There he was again Saturday, telling viewers about President Trump's official remarks regarding Thanksgiving and Trump's response to a reporter's question about the holiday. Sharpton being Sharpton, the results were predictably goofy. But since it was shortly after 5 p.m. on the Saturday of Thanksgiving weekend, only the hardcore Kool-Aid chuggers who comprise MSNBC's core audience were watching.
Here's Sharpton setting up his premise --
SHARPTON: In his official Thanksgiving speech the president said he was thankful for military personnel and America's first responders. But here's what his first thought was when a reporter asked him the question. Listen --
REPORTER (OFF CAMERA): What are you most thankful for, Mr. President?
TRUMP: For having a great family and for having made a tremendous difference in this country. I've made a tremendous difference in the country. This country is so much stronger now than it was when I took office that you wouldn't believe it. And, I mean, you see it but so much stronger, the people can't even believe it.
SHARPTON: Paul (addressing one of his guests, MSNBC legal analyst Paul Butler), I didn't want to quote him, I wanted people to see I wasn't making it up -- he's most thankful about what he's done.

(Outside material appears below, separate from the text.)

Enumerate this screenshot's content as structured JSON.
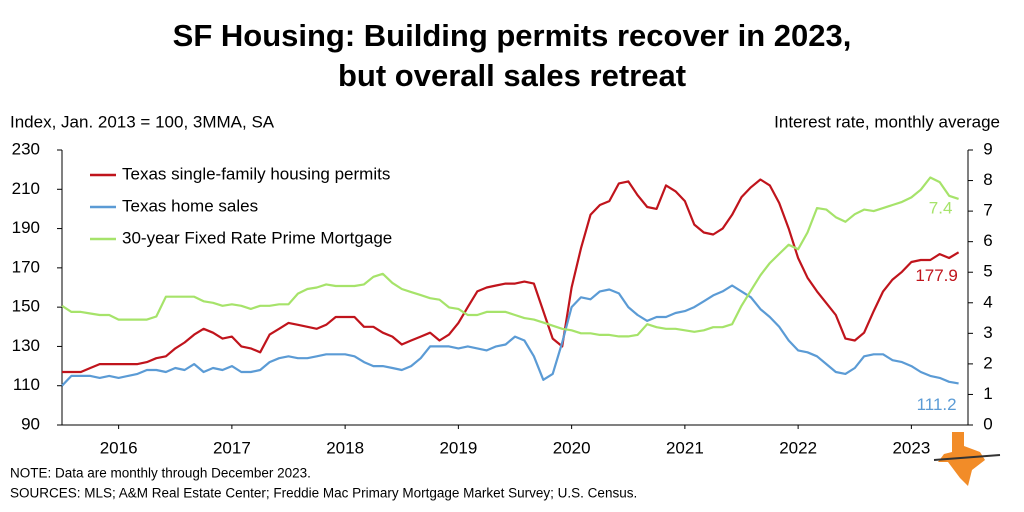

I mean, this, you don't even have to repeat it to understand that this man, narcissism is probably too polite a term.
Meanwhile, incoherent is a perfectly apt word -- not "term" -- to describe what passes for reasoning from Sharpton.

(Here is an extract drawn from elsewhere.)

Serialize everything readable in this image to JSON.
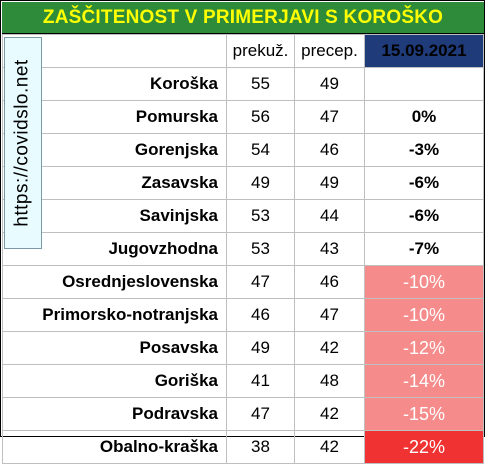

It's not just that Sharpton misquotes Trump, claiming that Trump's "first thought" in response to the reporter's question was to tout his accomplishments as president -- while leaving out the first thing that Trump actually said he was thankful for, "having a great family." Sharpton couldn't even be bothered citing Trump's remark about his family and dismissing it as predictable boilerplate, as might be expected of an opponent acting in good faith.
What elevates this to Sharpton comedy gold is "the Rev" telling his audience he doesn't want to quote Trump because people might suspect he was "making it up" -- gee, why would anyone think that? -- followed by Sharpton demonstrating why he can't be trusted to convey what people who don't share his politics actually say.